Red Dirt Rangers plays annual kids holiday show Sunday 

click to enlarge ©2013 VICKI FARMER
  • ©2013 VICKI FARMER

That red on Santa’s suit is going to be a little bit darker this year as local Americana legends the Red Dirt Rangers drop by the Blue Door once again with their annual kid’s Christmas concert, a venerable Oklahoma City holiday musical tradition that has been going on so long even the band has lost track of how many shows it has done.

“I think this is the 20th or 21st Christmas show, I don’t even know anymore,” John Cooper, lead singer of the Red Dirt Rangers, said. “It’s something that we started a long time ago and have just kept the tradition going.”

On Sunday at 2 p.m., the Red Dirt Rangers Kids’ Christmas Show drops down the Blue Door chimney, 2805 N. McKinley Ave. Part of the cover ($5) goes to its charity, the Red Dirt Relief Fund.

Both big and little kids (and their parents, of course) are invited to come out and celebrate.

“We’ve always done children’s shows, and we started doing this particular one with Greg [Johnson, owner of the Blue Door] over 20 years ago because we thought it was important to the community,” Cooper said. “We were living in Oklahoma City at the time and wanted to create something that would become a tradition.”
Cooper, however, is still astonished that the kid’s concert, scheduled for the day after the band’s annual blowout at Cain’s Ballroom in Tulsa, has circled back over the past two decades.

Now, Cooper said “kids have started bringing their own kids,” allowing the Rangers to see firsthand just how much fan support and influence he and bandmates Brad Piccolo and Ben Han have developed over the years.

“It is such a weird phenomenon,” Cooper said of the resurgence in popularity, especially with the Rangers’ children’s music. “The show hasn’t really changed too much, and it’s something we’ve always enjoyed doing. [The OKC show is] always the day after the Christmas show at Cain’s [Ballroom in Tulsa], and it can make it a little challenging for logistical reasons because we tend to party pretty good at Cain’s the night before. But we always have a good time.”

Blue Door brotherhood The band has played Blue Door more than any other band in the venue’s history, and it’s quick to add that its “tight connection” to the place is one of the main reasons both Cooper, his bandmates and Johnson are determined to keep this tradition alive.

The band will perform most of its songs from its children’s record, Blue Shoe for Kids of All Ages, as well as holiday favorites. Also, Cooper said that Johnson usually has a setup of punch, fruit, cookies and “other fun stuff for the kids.”

While the band has remained committed to writing and performing songs that “write up” to youth, after more than 20 years of live shows, the Rangers also know the importance of crafting a tight, appealing show for everyone.
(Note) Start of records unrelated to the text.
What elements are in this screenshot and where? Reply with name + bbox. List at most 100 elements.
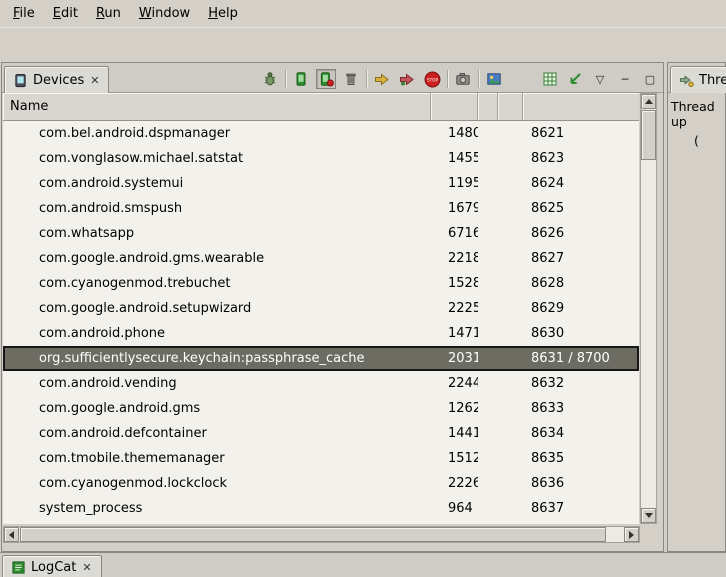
process-pid: 22265 <box>431 476 478 491</box>
process-name: com.cyanogenmod.lockclock <box>3 476 431 491</box>
table-row[interactable]: com.android.phone1471 8630 <box>3 321 639 346</box>
logcat-icon <box>11 560 26 575</box>
process-port: 8637 <box>523 501 639 516</box>
tab-devices[interactable]: Devices ✕ <box>4 66 109 93</box>
menu-file[interactable]: File <box>4 2 44 25</box>
table-row[interactable]: com.android.vending224408632 <box>3 371 639 396</box>
menu-window[interactable]: Window <box>130 2 199 25</box>
scroll-left-button[interactable] <box>4 527 19 542</box>
close-icon[interactable]: ✕ <box>81 561 92 574</box>
devices-toolbar: STOP ▽ ─ ▢ <box>260 68 660 90</box>
update-threads-icon[interactable] <box>372 69 392 89</box>
process-name: com.google.android.gms.wearable <box>3 251 431 266</box>
table-row[interactable]: com.tmobile.thememanager1512 8635 <box>3 446 639 471</box>
process-pid: 20311 <box>431 351 478 366</box>
tab-logcat[interactable]: LogCat ✕ <box>2 555 102 577</box>
threads-message-line2: ( <box>671 133 722 148</box>
process-name: com.vonglasow.michael.satstat <box>3 151 431 166</box>
column-header-name[interactable]: Name <box>3 93 431 120</box>
maximize-icon[interactable]: ▢ <box>640 69 660 89</box>
process-port: 8626 <box>523 226 639 241</box>
menu-edit[interactable]: Edit <box>44 2 87 25</box>
horizontal-scrollbar[interactable] <box>3 526 640 543</box>
process-pid: 6716 <box>431 226 478 241</box>
update-heap-icon[interactable] <box>291 69 311 89</box>
process-port: 8630 <box>523 326 639 341</box>
table-row[interactable]: com.whatsapp67168626 <box>3 221 639 246</box>
logcat-bar: LogCat ✕ <box>0 552 726 577</box>
process-name: com.cyanogenmod.trebuchet <box>3 276 431 291</box>
horizontal-scroll-thumb[interactable] <box>20 527 606 542</box>
scroll-down-button[interactable] <box>641 508 656 523</box>
svg-text:STOP: STOP <box>426 77 438 83</box>
table-row[interactable]: com.google.android.gms.wearable22185 8627 <box>3 246 639 271</box>
process-pid: 22250 <box>431 301 478 316</box>
process-name: system_process <box>3 501 431 516</box>
tab-threads[interactable]: Threads <box>670 66 726 93</box>
process-pid: 14411 <box>431 426 478 441</box>
process-port: 8635 <box>523 451 639 466</box>
dump-hprof-icon[interactable] <box>316 69 336 89</box>
menu-run[interactable]: Run <box>87 2 130 25</box>
process-pid: 1480 <box>431 126 478 141</box>
table-row[interactable]: com.cyanogenmod.trebuchet15288628 <box>3 271 639 296</box>
process-port: 8627 <box>523 251 639 266</box>
toolbar-separator <box>478 70 479 88</box>
process-port: 8625 <box>523 201 639 216</box>
table-row-selected[interactable]: org.sufficientlysecure.keychain:passphra… <box>3 346 639 371</box>
column-header-blank-1[interactable] <box>478 93 498 120</box>
table-row[interactable]: com.android.systemui11958624 <box>3 171 639 196</box>
gallery-icon[interactable] <box>484 69 504 89</box>
table-row[interactable]: com.cyanogenmod.lockclock22265 8636 <box>3 471 639 496</box>
process-port: 8636 <box>523 476 639 491</box>
device-icon <box>13 73 28 88</box>
toolbar-separator <box>447 70 448 88</box>
minimize-icon[interactable]: ─ <box>615 69 635 89</box>
process-pid: 22185 <box>431 251 478 266</box>
tab-threads-label: Threads <box>699 73 726 88</box>
table-row[interactable]: com.android.smspush16798625 <box>3 196 639 221</box>
process-pid: 1471 <box>431 326 478 341</box>
scroll-up-button[interactable] <box>641 94 656 109</box>
method-profiling-icon[interactable] <box>397 69 417 89</box>
process-name: com.google.android.gms <box>3 401 431 416</box>
process-name: com.android.defcontainer <box>3 426 431 441</box>
toolbar-separator <box>285 70 286 88</box>
vertical-scroll-thumb[interactable] <box>641 110 656 160</box>
process-name: com.tmobile.thememanager <box>3 451 431 466</box>
column-header-pid[interactable] <box>431 93 478 120</box>
table-row[interactable]: com.bel.android.dspmanager14808621 <box>3 121 639 146</box>
process-name: com.android.vending <box>3 376 431 391</box>
vertical-scrollbar[interactable] <box>640 93 657 524</box>
table-row[interactable]: com.android.defcontainer144118634 <box>3 421 639 446</box>
green-arrow-icon[interactable] <box>565 69 585 89</box>
process-name: com.android.phone <box>3 326 431 341</box>
debug-process-icon[interactable] <box>260 69 280 89</box>
green-grid-icon[interactable] <box>540 69 560 89</box>
table-row[interactable]: com.google.android.gms126238633 <box>3 396 639 421</box>
column-header-blank-2[interactable] <box>498 93 523 120</box>
table-row[interactable]: system_process964 8637 <box>3 496 639 521</box>
devices-view: Devices ✕ STOP <box>1 62 664 552</box>
scroll-right-button[interactable] <box>624 527 639 542</box>
process-pid: 1512 <box>431 451 478 466</box>
screen-capture-icon[interactable] <box>453 69 473 89</box>
process-port: 8624 <box>523 176 639 191</box>
close-icon[interactable]: ✕ <box>89 74 100 87</box>
threads-message-line1: Thread up <box>671 99 722 129</box>
device-table-body: com.bel.android.dspmanager14808621com.vo… <box>3 121 639 524</box>
view-menu-icon[interactable]: ▽ <box>590 69 610 89</box>
table-row[interactable]: com.vonglasow.michael.satstat145538623 <box>3 146 639 171</box>
threads-icon <box>679 73 694 88</box>
process-pid: 964 <box>431 501 478 516</box>
process-port: 8628 <box>523 276 639 291</box>
column-header-port[interactable] <box>523 93 639 120</box>
process-name: com.android.systemui <box>3 176 431 191</box>
menu-help[interactable]: Help <box>199 2 247 25</box>
toolbar-separator <box>366 70 367 88</box>
process-name: org.sufficientlysecure.keychain:passphra… <box>3 351 431 366</box>
process-name: com.bel.android.dspmanager <box>3 126 431 141</box>
cause-gc-icon[interactable] <box>341 69 361 89</box>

“Kids are a great audience because no one loves music more than kids,” Cooper said. “The thing with kids is that you have to be entertaining, because if you’re not, they don’t owe you one thing and they will just find something else to do if you don’t pull them in pretty quick.”
Beside originals like the tolerance allegory “Black Dog, White Dog” and other assorted animal tunes from the aforementioned Blue Shoes album, the Rangers decorate the show with both rocking holiday classics like Chuck Berry’s “Run, Rudolph, Run” or Elvis Presley’s “Blue Christmas” and more traditional singalong fare like “Jingle Bells,” all filtered through the band’s patented red dirt Americana sound and style.

“You have to keep it lively and interesting and generally the shows are shorter,” Cooper said. “You’re not gonna get an hour with kids. You’re gonna get 30 minutes until you start to lose them, so we try to pack as much as we can into a pretty small space.”

And even though the Rangers do all kinds of events, from rock ’n’ roll festivals to folk and bluegrass celebrations, Cooper believes that community-building events like these concerts that have kept the band together for over 26 years and, as long as they are still “standing and breathing,” will for decades to come.

“The Blue Door is the best music listening venue in Oklahoma, hands-down,” Cooper said. “The history and the acts that have come through there speak for itself.”

Saturday at 7 p.m. at Cain’s Ballroom in Tulsa, the band holds its traditional holiday show with guests Tea Leaf Green and Mike Hosty Duo.

Print headline: Red Dirt wonderland, The Red Dirt Rangers are rockin’ around the Blue Door’s Christmas tree.